Neuropathologic reports of MOG antibody‐associated TDLs are scarce. MS pattern II pathology with complement deposition in the lesion has been described in a relapsing encephalomyelitis patient with a large white matter lesion and associated with MOG antibodies.5 Furthermore, the pathological features of severe inflammation, demyelination, and astrocyte and axon preservation were observed in two patients with MOG antibody‐associated demyelinating disease with large white matter lesions.6 In this study, MS‐like pathology (pattern I/II overlap), with a decrease in reactive astrocytes was observed. These results imply heterogeneous pathological features in the brain lesions of MOG‐associated demyelinating diseases. The underlying pathogenesis of MOG‐associated demyelinating diseases requires further study in future.

It is difficult to distinguish between TDLs and brain tumors on the basis of clinical or radiological evidence.1, 7 The two cases were initially diagnosed as brain glioma and thus received a brain biopsy. However, the disease was controlled by treatment with corticosteroid and RTX. Thus, a MOG antibody screen is of potential importance for TDLs in the central nervous system (CNS). Although the effect of RTX in MOG‐associated diseases is unclear, there are several reports that RTX can reduce relapses in this disease.8, 9, 10 In Case 2, the patient relapsed 1 year later, after she had not been treated with any immunomodulators. To date, our two patients have not relapsed after treatment with RTX. Therefore, RTX used as an acute treatment for our patients is also a preventative agent.

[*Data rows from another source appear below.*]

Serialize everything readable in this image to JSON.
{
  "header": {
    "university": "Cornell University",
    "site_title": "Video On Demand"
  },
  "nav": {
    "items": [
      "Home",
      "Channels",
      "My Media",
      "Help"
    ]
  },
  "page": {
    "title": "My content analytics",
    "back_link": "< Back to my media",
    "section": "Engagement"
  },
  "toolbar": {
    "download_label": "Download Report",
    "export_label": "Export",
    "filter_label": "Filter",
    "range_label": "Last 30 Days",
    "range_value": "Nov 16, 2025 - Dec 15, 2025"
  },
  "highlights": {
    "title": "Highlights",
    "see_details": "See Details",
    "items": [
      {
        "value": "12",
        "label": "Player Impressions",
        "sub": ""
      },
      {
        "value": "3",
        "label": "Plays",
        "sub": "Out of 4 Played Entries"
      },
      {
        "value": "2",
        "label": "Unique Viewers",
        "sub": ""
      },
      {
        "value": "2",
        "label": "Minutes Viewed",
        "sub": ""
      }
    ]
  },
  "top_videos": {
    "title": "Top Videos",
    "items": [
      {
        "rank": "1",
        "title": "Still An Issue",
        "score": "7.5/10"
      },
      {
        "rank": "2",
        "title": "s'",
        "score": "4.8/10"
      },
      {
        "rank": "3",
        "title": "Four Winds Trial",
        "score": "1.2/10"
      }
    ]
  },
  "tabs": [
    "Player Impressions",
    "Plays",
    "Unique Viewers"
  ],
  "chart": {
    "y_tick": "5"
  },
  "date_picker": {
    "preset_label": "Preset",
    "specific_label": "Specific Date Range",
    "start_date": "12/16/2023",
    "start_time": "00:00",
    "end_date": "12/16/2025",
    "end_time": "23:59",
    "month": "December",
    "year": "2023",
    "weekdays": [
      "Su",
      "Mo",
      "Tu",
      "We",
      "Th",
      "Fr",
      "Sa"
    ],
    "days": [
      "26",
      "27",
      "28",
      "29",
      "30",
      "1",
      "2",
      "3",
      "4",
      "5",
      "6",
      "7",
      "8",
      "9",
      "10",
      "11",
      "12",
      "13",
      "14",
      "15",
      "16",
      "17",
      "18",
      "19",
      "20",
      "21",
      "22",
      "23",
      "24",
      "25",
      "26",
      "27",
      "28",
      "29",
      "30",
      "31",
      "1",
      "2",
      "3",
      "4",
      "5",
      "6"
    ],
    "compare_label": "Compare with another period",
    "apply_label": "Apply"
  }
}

We acknowledge that there were several limitations in this study. Firstly, just as Waters et al. reported, a nonspecific IgG against human Fc might be associated with false positives.11 However, we used healthy donor serum and untransfected cells as controls in our MOG antibody test method.2 Furthermore, using the same method the patients’ titers dropped after treatment, suggesting that our result was not a false positive.

In conclusion, our cases add a new variant to the MOG‐encephalomyelitis spectrum. MOG antibody‐associated TDLs possess MS‐like histopathological features and show favorable responses to immunotherapy.

Conflict of Interest

The authors declare that no competing interests exist.